Background

I am loosely interested in all aspects of what we might call the data → information → knowledge → ‘wisdom’ lifecycle: information extraction, storage and retrieval.

In my past employment in industry, this meant answering questions from data, to provide (for example) information to management to help drive the business more effectively. Now, my view is more that to answer specific questions from data, we must try to build models of the underlying phenomena that gave rise to the data. Machine learning is partly about this – using the data as evidence to draw conclusions about the real world and build useful models of it.

Process Mining

My Ph.D. focussed on (Business) Process Mining. Process Mining is learning and analysing business process models from event data obtained from businesses’ information systems’ log files. Similar techniques can be applied to software processes, operating system processes, network data flow, enterprise backups systems traffic, networked storage, understanding IT infrastructure/support environment interactions, robotic interactions …

The goals of process mining are to capture the ‘reality’ of the (business) process by looking at what is actually happening, to compare with the ‘believed’ process which may be held by management or analysts. Analysis of the process flow can include comparison between models, identification of bottlenecks, improvements, how decisions are made, and so on. Other ‘perspectives’ can also be mined, such as social or organisational interactions.

My Thesis [1]

I developed a probabilistic framework for the analysis and comparison of process mining algorithms: How do different algorithms learn? How much data should we use? What does ‘noise’ mean and what should we do about it? What happens if the process evolves? How can we make it more general or easier to understand? Such a framework could provide the basis for objectively answering some of these questions.

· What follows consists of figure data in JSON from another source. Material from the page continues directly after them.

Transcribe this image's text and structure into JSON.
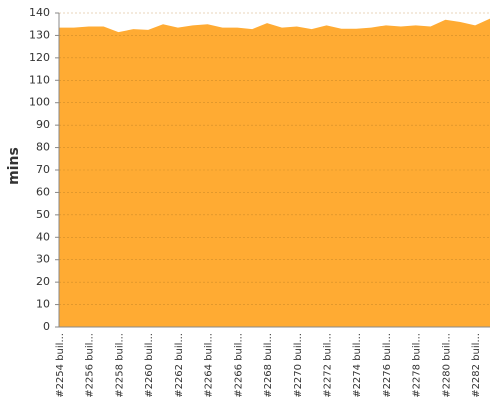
{
  "chart_data": {
    "type": "area",
    "y_label": "mins",
    "categories": [
      "#2254 buil...",
      null,
      "#2256 buil...",
      null,
      "#2258 buil...",
      null,
      "#2260 buil...",
      null,
      "#2262 buil...",
      null,
      "#2264 buil...",
      null,
      "#2266 buil...",
      null,
      "#2268 buil...",
      null,
      "#2270 buil...",
      null,
      "#2272 buil...",
      null,
      "#2274 buil...",
      null,
      "#2276 buil...",
      null,
      "#2278 buil...",
      null,
      "#2280 buil...",
      null,
      "#2282 buil...",
      null
    ],
    "values": [
      133.5,
      133.5,
      134,
      134,
      131.5,
      132.8,
      132.5,
      135,
      133.5,
      134.5,
      135,
      133.5,
      133.5,
      132.8,
      135.5,
      133.5,
      134,
      132.8,
      134.5,
      133,
      133,
      133.5,
      134.5,
      134,
      134.5,
      134,
      137,
      136,
      134.5,
      137.5
    ],
    "color": "#ffab33",
    "ylim": [
      0,
      140
    ],
    "yticks": [
      0,
      10,
      20,
      30,
      40,
      50,
      60,
      70,
      80,
      90,
      100,
      110,
      120,
      130,
      140
    ],
    "grid": true
  }
}
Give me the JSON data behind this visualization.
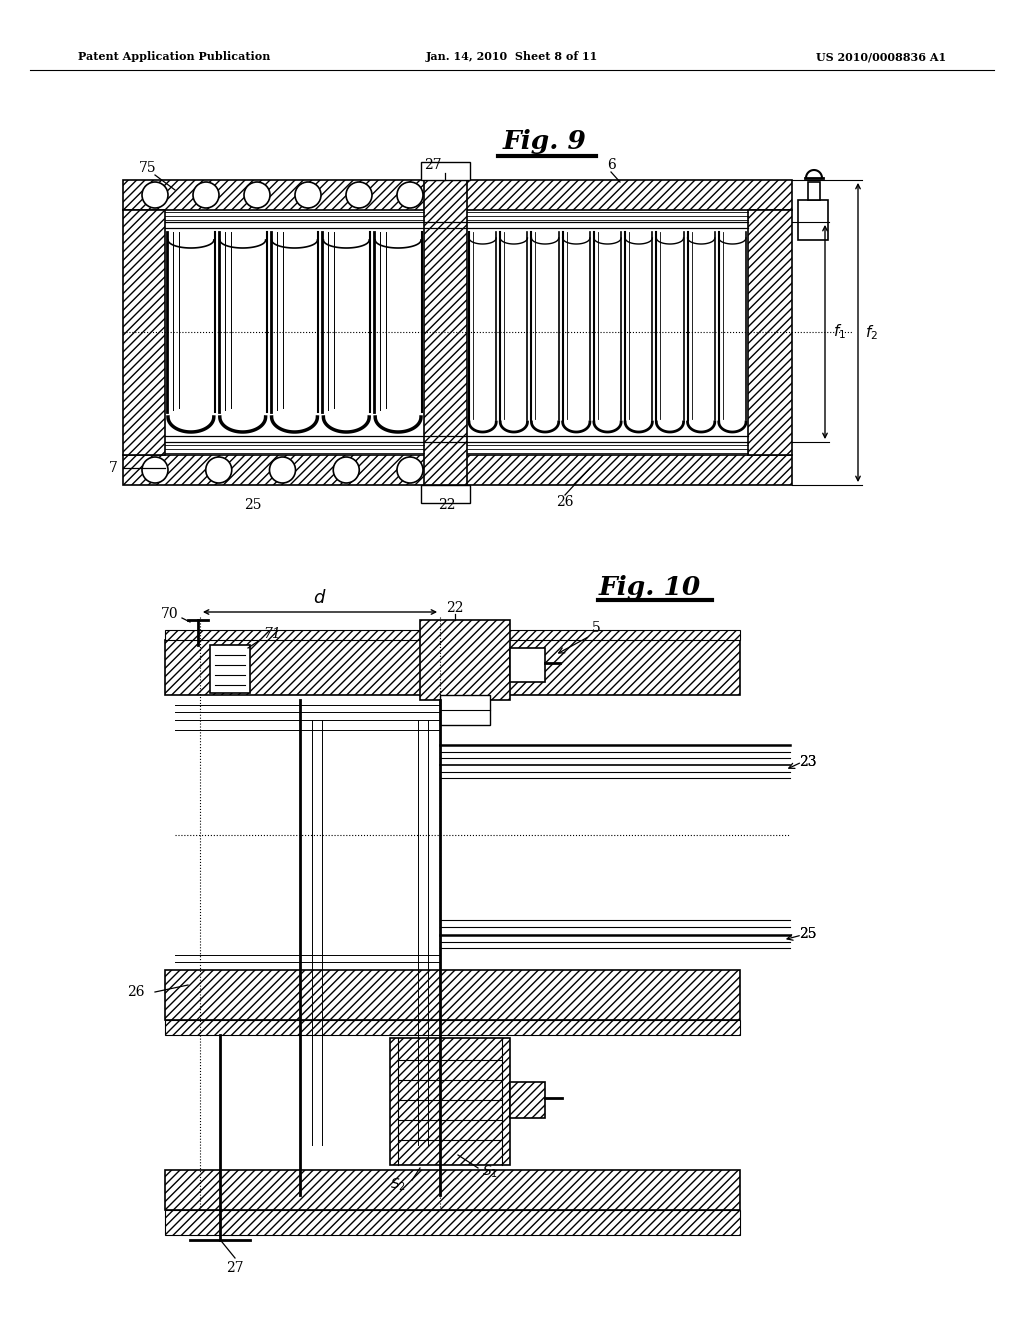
{
  "bg_color": "#ffffff",
  "header_left": "Patent Application Publication",
  "header_mid": "Jan. 14, 2010  Sheet 8 of 11",
  "header_right": "US 2010/0008836 A1",
  "fig9_title": "Fig. 9",
  "fig10_title": "Fig. 10",
  "line_color": "#000000",
  "hatch_color": "#000000"
}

I applied the framework to analyses of the Alpha and Heuristics Miner process mining algorithms, and practical applications to detecting process change, and mining in the the presence of noise. Using our methods, one can determine how much process data (‘traces’) are needed to mine a model with a given confidence in it being correct.

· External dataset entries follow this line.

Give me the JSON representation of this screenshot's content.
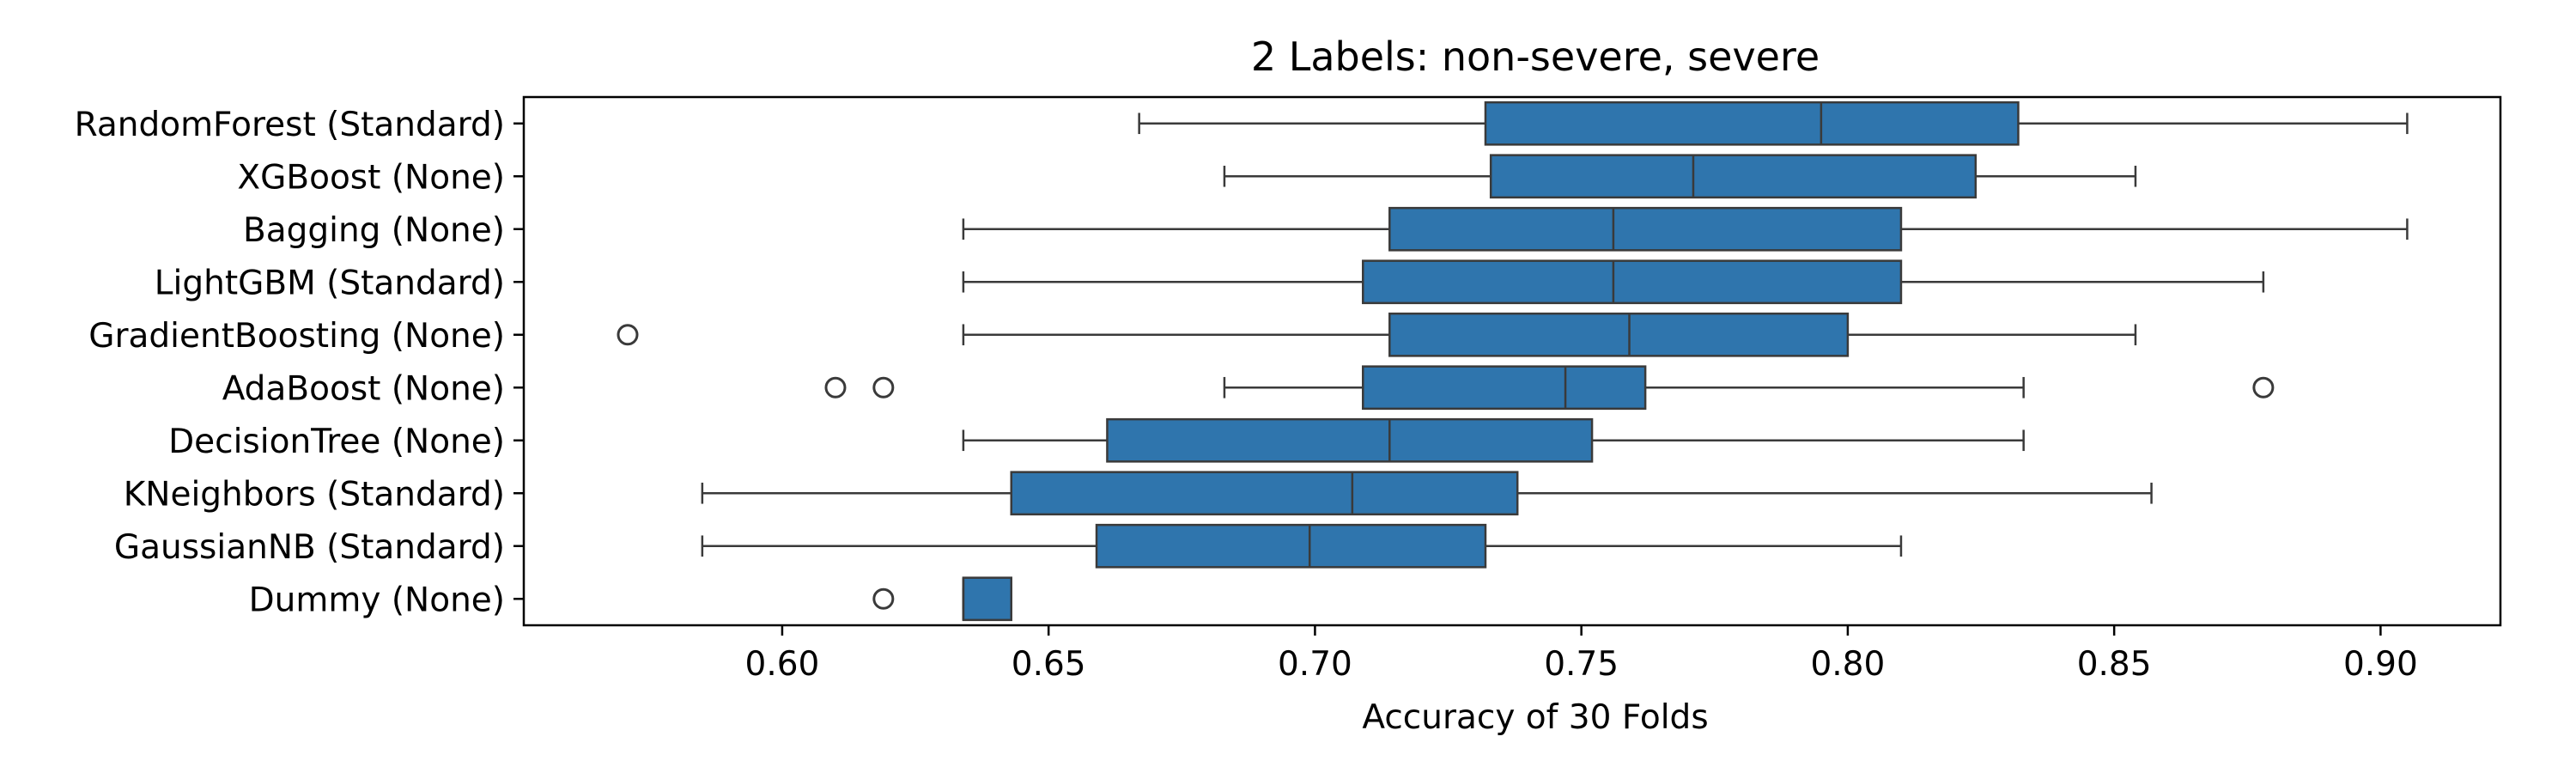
{
  "chart_data": {
    "type": "boxplot",
    "orientation": "horizontal",
    "title": "2 Labels: non-severe, severe",
    "xlabel": "Accuracy of 30 Folds",
    "ylabel": "",
    "xlim": [
      0.5515,
      0.9225
    ],
    "xticks": [
      0.6,
      0.65,
      0.7,
      0.75,
      0.8,
      0.85,
      0.9
    ],
    "xtick_labels": [
      "0.60",
      "0.65",
      "0.70",
      "0.75",
      "0.80",
      "0.85",
      "0.90"
    ],
    "grid": false,
    "box_color": "#2f75ad",
    "line_color": "#3a3a3a",
    "categories": [
      "RandomForest (Standard)",
      "XGBoost (None)",
      "Bagging (None)",
      "LightGBM (Standard)",
      "GradientBoosting (None)",
      "AdaBoost (None)",
      "DecisionTree (None)",
      "KNeighbors (Standard)",
      "GaussianNB (Standard)",
      "Dummy (None)"
    ],
    "boxes": [
      {
        "whislo": 0.667,
        "q1": 0.732,
        "med": 0.795,
        "q3": 0.832,
        "whishi": 0.905,
        "fliers": []
      },
      {
        "whislo": 0.683,
        "q1": 0.733,
        "med": 0.771,
        "q3": 0.824,
        "whishi": 0.854,
        "fliers": []
      },
      {
        "whislo": 0.634,
        "q1": 0.714,
        "med": 0.756,
        "q3": 0.81,
        "whishi": 0.905,
        "fliers": []
      },
      {
        "whislo": 0.634,
        "q1": 0.709,
        "med": 0.756,
        "q3": 0.81,
        "whishi": 0.878,
        "fliers": []
      },
      {
        "whislo": 0.634,
        "q1": 0.714,
        "med": 0.759,
        "q3": 0.8,
        "whishi": 0.854,
        "fliers": [
          0.571
        ]
      },
      {
        "whislo": 0.683,
        "q1": 0.709,
        "med": 0.747,
        "q3": 0.762,
        "whishi": 0.833,
        "fliers": [
          0.61,
          0.619,
          0.878
        ]
      },
      {
        "whislo": 0.634,
        "q1": 0.661,
        "med": 0.714,
        "q3": 0.752,
        "whishi": 0.833,
        "fliers": []
      },
      {
        "whislo": 0.585,
        "q1": 0.643,
        "med": 0.707,
        "q3": 0.738,
        "whishi": 0.857,
        "fliers": []
      },
      {
        "whislo": 0.585,
        "q1": 0.659,
        "med": 0.699,
        "q3": 0.732,
        "whishi": 0.81,
        "fliers": []
      },
      {
        "whislo": 0.634,
        "q1": 0.634,
        "med": 0.634,
        "q3": 0.643,
        "whishi": 0.643,
        "fliers": [
          0.619
        ]
      }
    ]
  }
}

This work provides a principled foundation on which these process mining activities described above can be carried out and process mining questions investigated.

[1] P. Weber. A Framework for the Analysis and Comparison of Process Mining Algorithms. PhD thesis, University of Birmingham, UK, 2014. eTheses.

More Background

I came to research after several years in industry doing systems analysis and design, development, and administration of Unix and Storage systems.

There was always too much of

  • Complexity and data overload. Distributed and networked systems are far too complex so they just get ‘managed’ , never understood. For example, enterprise backups infrastructure, networked data storage. Yet information is available in log files etc., decribing what is occurring and where/when/how/why things are going wrong. How to extract useful information and act on it?
  • Information loss. The same problems are tackled and solved again and again, and any learning is lost as different people tackle the problem. Attempts to solve this include documentation, ‘training’, Sharepoint, bespoke scripting. How to learn, remember, and re-use the information/knowledge –> wisdom?